O relatório contou com testemunhos de 900 jornalistas de 120 países, 173 entrevistas, a análise das ameaças feitas a duas jornalistas e análise de 2,5 milhões de publicações nas redes sociais contra estas.

Quanto ao impacto dos episódios de violência online, o estudo refere que 38% das jornalistas reduziram a sua presença online, 11% afastaram-se do trabalho para recuperar das ameaças e 2% abandonaram a profissão.
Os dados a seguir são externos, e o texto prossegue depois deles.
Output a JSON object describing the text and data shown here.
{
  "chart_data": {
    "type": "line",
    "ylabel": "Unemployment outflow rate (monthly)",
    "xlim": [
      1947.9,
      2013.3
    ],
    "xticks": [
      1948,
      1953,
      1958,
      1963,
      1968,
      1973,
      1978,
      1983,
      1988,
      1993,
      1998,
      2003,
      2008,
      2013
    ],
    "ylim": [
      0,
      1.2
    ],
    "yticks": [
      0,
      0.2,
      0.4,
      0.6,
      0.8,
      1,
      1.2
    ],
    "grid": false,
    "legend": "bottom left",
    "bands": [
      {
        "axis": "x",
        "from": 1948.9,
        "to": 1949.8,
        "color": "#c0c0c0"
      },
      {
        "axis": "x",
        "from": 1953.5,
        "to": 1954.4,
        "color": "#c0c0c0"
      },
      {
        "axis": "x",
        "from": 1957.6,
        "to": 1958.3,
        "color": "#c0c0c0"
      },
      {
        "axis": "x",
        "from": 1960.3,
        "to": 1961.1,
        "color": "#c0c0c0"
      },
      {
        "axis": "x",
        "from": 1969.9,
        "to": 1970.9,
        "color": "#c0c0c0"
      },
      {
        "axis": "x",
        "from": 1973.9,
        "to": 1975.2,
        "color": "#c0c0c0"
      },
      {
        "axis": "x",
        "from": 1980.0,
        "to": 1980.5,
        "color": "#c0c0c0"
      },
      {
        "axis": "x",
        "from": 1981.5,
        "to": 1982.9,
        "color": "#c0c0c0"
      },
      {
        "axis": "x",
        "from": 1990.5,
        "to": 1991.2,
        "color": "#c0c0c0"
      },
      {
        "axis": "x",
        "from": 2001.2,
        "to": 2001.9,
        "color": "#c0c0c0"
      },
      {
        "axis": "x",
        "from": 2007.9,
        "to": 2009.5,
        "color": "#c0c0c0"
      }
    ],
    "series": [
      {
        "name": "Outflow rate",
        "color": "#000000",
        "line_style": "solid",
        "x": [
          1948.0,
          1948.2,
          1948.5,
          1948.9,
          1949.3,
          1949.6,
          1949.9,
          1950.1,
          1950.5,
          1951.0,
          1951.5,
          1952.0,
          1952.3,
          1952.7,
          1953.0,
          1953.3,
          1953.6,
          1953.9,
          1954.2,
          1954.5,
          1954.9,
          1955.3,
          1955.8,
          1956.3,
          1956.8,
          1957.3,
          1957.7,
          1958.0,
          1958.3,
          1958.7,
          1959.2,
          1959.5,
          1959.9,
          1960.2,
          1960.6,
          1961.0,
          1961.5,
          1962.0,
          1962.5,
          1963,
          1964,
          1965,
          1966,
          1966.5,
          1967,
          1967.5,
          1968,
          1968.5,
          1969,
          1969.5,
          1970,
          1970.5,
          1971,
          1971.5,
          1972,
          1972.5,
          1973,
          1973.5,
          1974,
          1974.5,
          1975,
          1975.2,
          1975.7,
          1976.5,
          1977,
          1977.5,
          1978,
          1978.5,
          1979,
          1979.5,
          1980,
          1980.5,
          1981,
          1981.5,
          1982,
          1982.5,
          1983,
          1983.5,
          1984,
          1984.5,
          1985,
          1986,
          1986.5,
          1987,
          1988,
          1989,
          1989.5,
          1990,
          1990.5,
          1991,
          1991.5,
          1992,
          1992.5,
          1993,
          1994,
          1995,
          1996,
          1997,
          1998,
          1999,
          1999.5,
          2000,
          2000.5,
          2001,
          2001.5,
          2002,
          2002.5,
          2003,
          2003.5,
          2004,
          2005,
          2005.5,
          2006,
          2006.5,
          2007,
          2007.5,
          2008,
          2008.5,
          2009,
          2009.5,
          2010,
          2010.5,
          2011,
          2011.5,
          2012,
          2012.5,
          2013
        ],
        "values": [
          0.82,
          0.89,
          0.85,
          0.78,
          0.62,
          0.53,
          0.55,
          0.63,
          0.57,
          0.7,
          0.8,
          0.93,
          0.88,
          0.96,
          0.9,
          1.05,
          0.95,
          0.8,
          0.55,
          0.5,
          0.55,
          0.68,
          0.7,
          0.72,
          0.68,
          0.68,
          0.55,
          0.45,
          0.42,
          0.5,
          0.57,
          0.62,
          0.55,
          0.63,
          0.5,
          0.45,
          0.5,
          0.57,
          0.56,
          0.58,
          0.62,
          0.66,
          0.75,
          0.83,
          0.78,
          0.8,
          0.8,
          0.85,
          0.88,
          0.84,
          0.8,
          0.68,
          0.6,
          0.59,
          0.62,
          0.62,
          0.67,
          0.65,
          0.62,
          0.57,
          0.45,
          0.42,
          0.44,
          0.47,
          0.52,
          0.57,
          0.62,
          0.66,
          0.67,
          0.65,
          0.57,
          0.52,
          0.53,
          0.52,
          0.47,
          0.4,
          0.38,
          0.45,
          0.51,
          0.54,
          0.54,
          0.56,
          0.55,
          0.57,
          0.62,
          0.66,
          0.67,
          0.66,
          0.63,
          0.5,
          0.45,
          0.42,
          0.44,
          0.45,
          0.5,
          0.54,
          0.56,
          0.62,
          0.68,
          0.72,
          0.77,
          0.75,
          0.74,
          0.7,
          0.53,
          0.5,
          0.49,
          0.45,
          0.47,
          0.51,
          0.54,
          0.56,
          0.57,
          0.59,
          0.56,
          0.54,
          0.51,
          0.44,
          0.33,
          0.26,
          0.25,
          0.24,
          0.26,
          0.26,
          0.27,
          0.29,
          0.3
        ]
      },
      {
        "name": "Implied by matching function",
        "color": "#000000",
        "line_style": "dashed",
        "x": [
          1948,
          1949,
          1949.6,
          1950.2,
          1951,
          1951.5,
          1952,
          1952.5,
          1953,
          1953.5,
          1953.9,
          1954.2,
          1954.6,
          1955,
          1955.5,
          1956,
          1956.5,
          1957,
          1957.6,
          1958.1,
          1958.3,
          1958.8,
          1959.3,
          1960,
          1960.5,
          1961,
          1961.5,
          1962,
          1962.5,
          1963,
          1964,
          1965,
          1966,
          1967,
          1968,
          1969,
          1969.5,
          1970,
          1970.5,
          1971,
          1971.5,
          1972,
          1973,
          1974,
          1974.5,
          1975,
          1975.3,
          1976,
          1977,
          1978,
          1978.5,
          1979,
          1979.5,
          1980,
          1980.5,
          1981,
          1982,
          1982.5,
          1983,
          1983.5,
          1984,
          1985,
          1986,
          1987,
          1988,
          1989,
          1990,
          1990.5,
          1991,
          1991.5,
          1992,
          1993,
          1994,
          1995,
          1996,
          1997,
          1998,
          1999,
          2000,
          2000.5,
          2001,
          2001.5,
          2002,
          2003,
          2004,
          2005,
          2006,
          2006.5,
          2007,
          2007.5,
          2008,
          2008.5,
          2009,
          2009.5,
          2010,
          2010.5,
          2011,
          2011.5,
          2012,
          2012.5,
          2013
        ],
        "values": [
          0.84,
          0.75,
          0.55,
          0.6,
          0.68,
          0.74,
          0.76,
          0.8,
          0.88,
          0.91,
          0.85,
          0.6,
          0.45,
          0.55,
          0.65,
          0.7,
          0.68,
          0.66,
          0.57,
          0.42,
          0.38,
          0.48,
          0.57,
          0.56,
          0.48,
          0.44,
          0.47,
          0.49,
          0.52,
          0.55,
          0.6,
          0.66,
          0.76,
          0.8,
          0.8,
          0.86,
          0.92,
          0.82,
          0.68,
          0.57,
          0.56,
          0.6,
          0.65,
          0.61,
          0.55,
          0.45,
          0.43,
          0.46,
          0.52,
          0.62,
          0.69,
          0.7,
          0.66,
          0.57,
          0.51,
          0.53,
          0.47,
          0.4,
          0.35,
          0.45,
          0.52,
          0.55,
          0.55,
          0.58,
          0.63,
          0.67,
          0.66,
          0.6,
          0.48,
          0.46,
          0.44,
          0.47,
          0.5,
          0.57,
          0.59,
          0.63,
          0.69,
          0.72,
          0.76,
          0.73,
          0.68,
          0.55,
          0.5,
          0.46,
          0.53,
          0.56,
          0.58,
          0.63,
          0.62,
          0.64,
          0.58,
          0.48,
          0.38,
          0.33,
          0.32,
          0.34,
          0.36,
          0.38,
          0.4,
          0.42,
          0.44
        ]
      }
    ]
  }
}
O estudo indica ainda que muitas das ofensas são organizadas por “atores políticos”.

A jornalistas entrevistadas referiram ainda que em 20% dos casos, os ataques vão além das plataformas virtuais, havendo relatos de violência física.

Os temas que levam a maiores ataques às jornalistas são a igualdade do género, política e direitos humanos. Caso a mulher jornalista seja negra, indígena, judia, árabe ou lésbica, há um aumento da frequência dos ataques online.

Em declarações à Lusa, Guilherme Godoi, chefe da área da liberdade de expressão e segurança dos jornalistas na UNESCO, afirma que muitas das mulheres referem problemas de saúde mental ou autocensura como consequências dos ataques.

“Esta violência impede as mulheres de exercerem a sua liberdade de expressão” acrescenta Godoi, que afirma ainda que a resposta deve ser coordenada entre várias entidades: “A construção de políticas públicas nesse caso é uma construção que tem de considerar a complexidade do problema por parte de todos os parceiros. Parte da solução tem a ver com o envolvimento dos poderes judiciais e dos Ministérios Públicos. Há países onde há uma perseguição por parte de políticos locais ou nacionais, mas que o poder judicial tem independência para agir”.

O relatório foi divulgado pela UNESCO esta sexta-feira, de forma a assinalar o Dia da Liberdade de Imprensa que se celebra esta segunda-feira, dia 3 de Maio.